Virtual library analysis

1. Final Book Records

Final Books Table
This section presents the finalized book records of our virtual library. It includes the title, author, genre, publication year, and availability details of 50 books. These entries form the foundation of the digital collection, giving insight into the diversity and accessibility of the catalog.

2. Author Profiles

Author Info Table
The authors' dataset includes the birth year and gender of each contributor. This profile helps examine historical representation in literature and allows for gender distribution analysis within the library. It’s a key dataset for inclusion studies and understanding literary demographics.

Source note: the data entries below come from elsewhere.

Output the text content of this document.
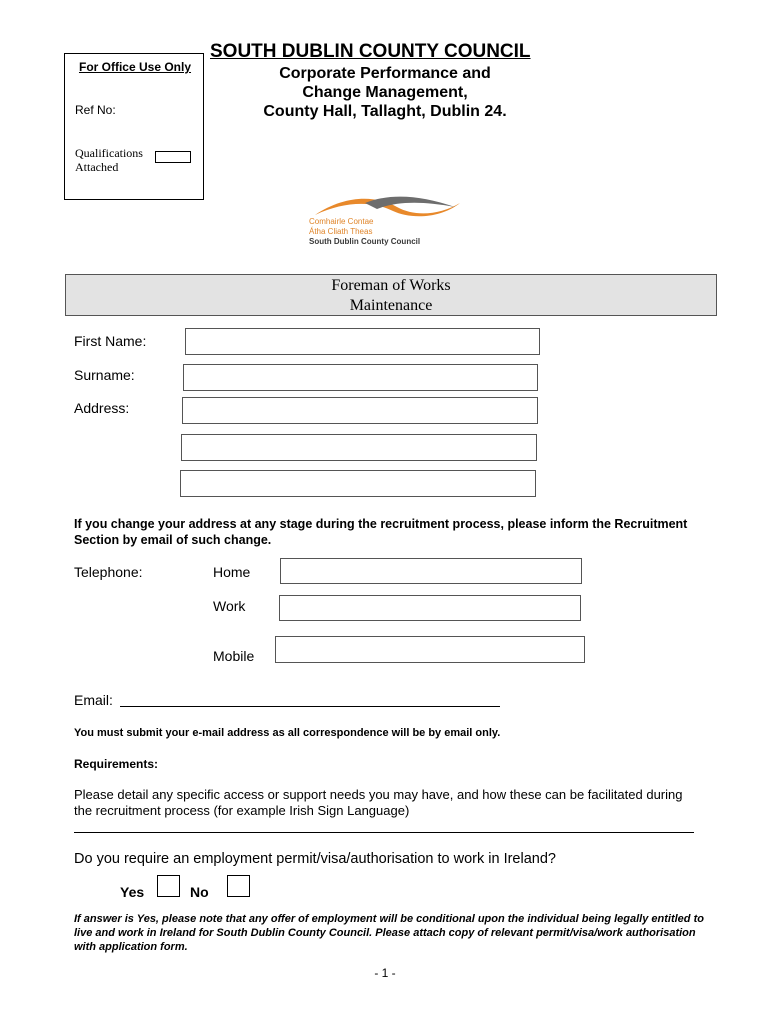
For Office Use Only
Ref No:
Qualifications Attached
SOUTH DUBLIN COUNTY COUNCIL
Corporate Performance and
Change Management,
County Hall, Tallaght, Dublin 24.
Comhairle Contae
Átha Cliath Theas
South Dublin County Council
Foreman of Works
Maintenance
First Name:
Surname:
Address:
If you change your address at any stage during the recruitment process, please inform the Recruitment Section by email of such change.
Telephone:	Home
Work
Mobile
Email:
You must submit your e-mail address as all correspondence will be by email only.
Requirements:
Please detail any specific access or support needs you may have, and how these can be facilitated during the recruitment process (for example Irish Sign Language)
Do you require an employment permit/visa/authorisation to work in Ireland?
Yes	No
If answer is Yes, please note that any offer of employment will be conditional upon the individual being legally entitled to live and work in Ireland for South Dublin County Council. Please attach copy of relevant permit/visa/work authorisation with application form.
- 1 -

3. Book Popularity Analysis

Popularity Analysis
Here we evaluate each book’s performance by times borrowed, review ratings, and age group engagement. The popularity status categorizes books as "High", "Medium", or "Low", helping to identify top-performing titles. This analysis supports future recommendation systems and library purchasing strategies.

4. CSV Validation and Relational Mapping

CSV Validation Screenshot
The system screenshot shows our CSV files validated and connected using a visual relational model. Foreign key relations were tested and schema issues addressed. This validation process ensures reliable data structure and prepares the foundation for future data analytics or database development.

Report & Conclusion

The Virtual Library Analysis project simulates a functioning library system using real-world data structure concepts. Each part of the dataset was thoughtfully crafted — from book records and author backgrounds to detailed popularity metrics — to support educational and analytical goals.

By visualizing and validating the relationships between datasets, we ensure a normalized and scalable design. The outcome is a digital library system ready for advanced analytics, recommendation algorithms, or integration into larger educational platforms.